La pilule est difficile à faire avaler aux fonctionnaires, mais les premiers impacts de la réforme du régime des pensions civiles  commencent à se faire sentir. La première hausse de deux points des taux de cotisations en septembre 2016, à 22%, a eu un effet sur le déficit technique du régime. Il s'est établi à 4,8 milliards de dirhams.

Le gap est couvert en partie par les produits financiers générés par les placements de la Caisse marocaine de retraite (CMR), soit près de 3,2 milliards de dirhams. Sans cette réforme, le déficit aurait culminé à 5,43 milliards de dirhams! Jugée insuffisante par la Cour des comptes, la réforme dont la majorité des mesures est activée en 2017 permettra de gagner 6 ans de répit. L'épuisement des réserves serait repoussé à 2028 et le cumul des déficits sera réduit de 58% d'ici 2061.

Les effets de certaines dispositions se feront sentir plus lentement alors que d'autres, comme la hausse des taux de cotisations, ont un impact rapide. A elle seule, la nouvelle augmentation des taux appliquée depuis  janvier (ils sont passés à 24%) générera 3 milliards de dirhams de recettes supplémentaires. Pour cette année, la CMR prévoit un déficit de 4,7 milliards de dirhams contre 10 milliards en l'absence de réforme!

La réforme ralentira aussi le rythme des départs à la retraite. L'âge légal de départ est reporté de 3 ans à raison de 6 mois par an. Les personnes qui devaient partir dès le mois de janvier sont retenues six mois et ne pourront quitter qu'en juin. Plus précisément, les fonctionnaires nés en 1957, partiront  à 60 ans et 6 mois, ceux nés en 1958 à 61 ans alors que les personnes nées en 1959 quitteront à 61 ans et 6 mois. En 2016,   29.650 fonctionnaires sont partis à la retraite dont certains avant même d'atteindre l'âge légal.

Le phénomène des départs anticipés s'est accentué au cours des dernières années: 8.200 en 2016 contre 7.521 en 2015 et 1.600 en 2013. Cela s'explique par la crainte de la réforme. Dans le cas particulier des départs anticipés, les femmes doivent avoir à leur actif 18 années de service et les hommes 24 années. Le taux d’annuité sur la base duquel la pension de retraite de cette catégorie est calculée est revu  à la baisse: il est passé de 2 à 1,5%. Ce qui réduit le niveau de la pension. Seule exception, les adhérents qui comptent 41 ans d'activité et pour lesquels le législateur a maintenu un taux d'annuité de 2%.

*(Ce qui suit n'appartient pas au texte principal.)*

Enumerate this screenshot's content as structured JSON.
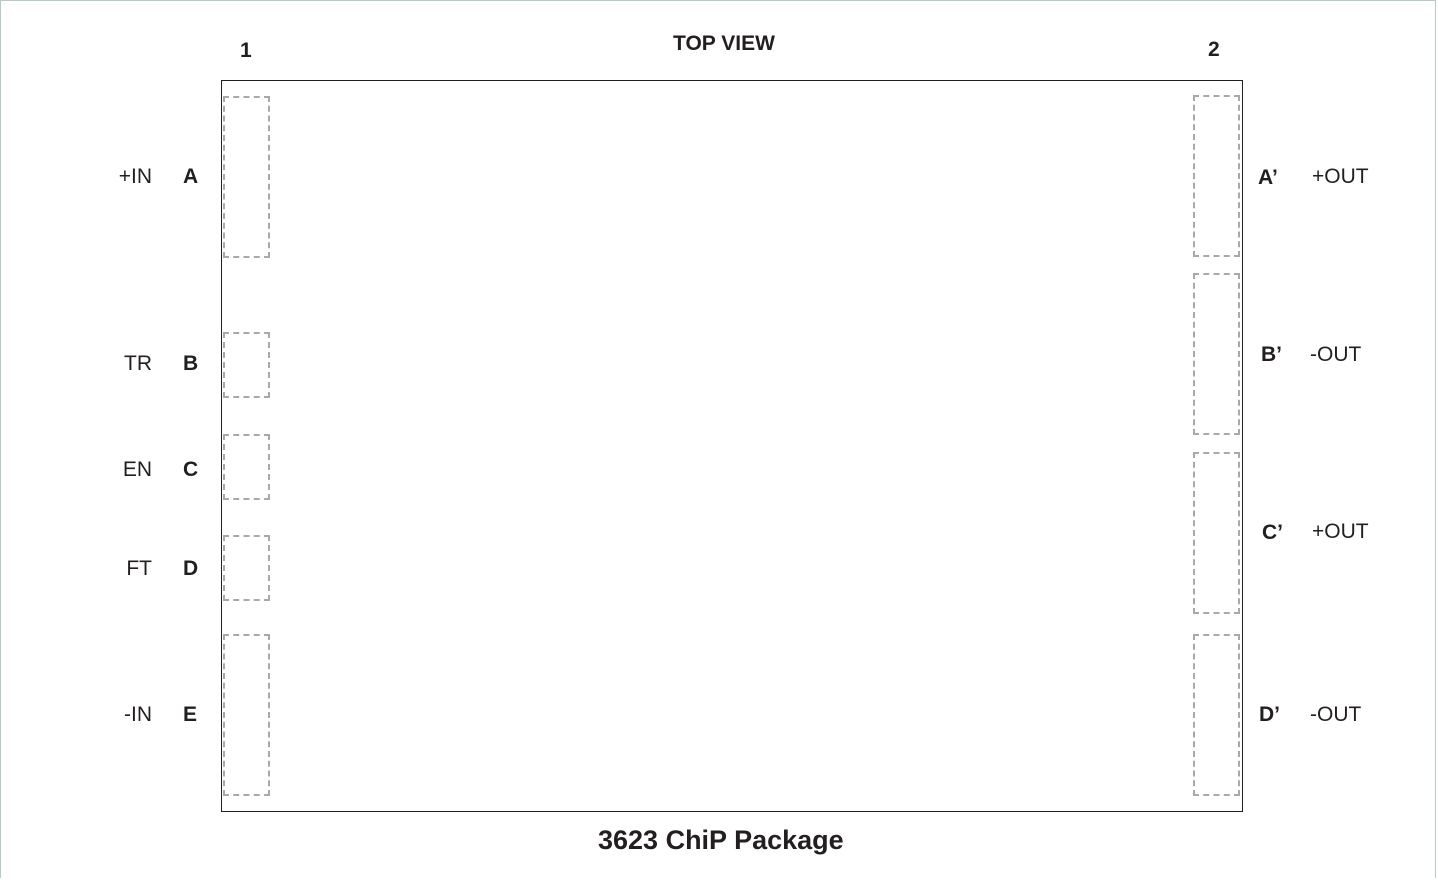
{
  "diagram": {
    "view_label": "TOP VIEW",
    "column_left": "1",
    "column_right": "2",
    "caption": "3623 ChiP Package",
    "colors": {
      "outline": "#231f20",
      "pad_dashed": "#a7a9ac",
      "frame": "#b7c9c4"
    },
    "left_pins": [
      {
        "signal": "+IN",
        "pin": "A"
      },
      {
        "signal": "TR",
        "pin": "B"
      },
      {
        "signal": "EN",
        "pin": "C"
      },
      {
        "signal": "FT",
        "pin": "D"
      },
      {
        "signal": "-IN",
        "pin": "E"
      }
    ],
    "right_pins": [
      {
        "pin": "A’",
        "signal": "+OUT"
      },
      {
        "pin": "B’",
        "signal": "-OUT"
      },
      {
        "pin": "C’",
        "signal": "+OUT"
      },
      {
        "pin": "D’",
        "signal": "-OUT"
      }
    ]
  }
}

En 2016, la majorité des départs anticipés est enregistrée à l'Education nationale. Un département qui avait revu via une circulaire les conditions dans lesquelles ses fonctionnaires pouvaient quitter avant l'âge légal. Il autorise uniquement les personnes totalisant au moins 30 années de travail effectif. Bon nombre d'entre elles ont choisi de partir préférant bénéficier d'un taux d'annuité de 2% au lieu de 1,5% et d'un taux de remplacement de près de 85%.

Comment s'effectuera le calcul de la pension

Depuis janvier, le salaire de référence retenu pour le calcul de la pension a connu des changements: 24 mois pour les départs à la retraite en 2017, 48 mois pour ceux prévus en 2018 et 72 mois pour les départs en 2019. A partir de 2020, c'est la moyenne des salaires des huit dernières années de travail effectif (96 mois) qui servira de base de calcul. Le taux d'annuité a également baissé de 0,5 point passant ainsi à 2%. Concrètement, la pension est calculée sur la base d'un taux de 2,5% du salaire de référence pour la période antérieure au 1er janvier 2017 et 2% pour la durée de service effectuée à partir de cette date.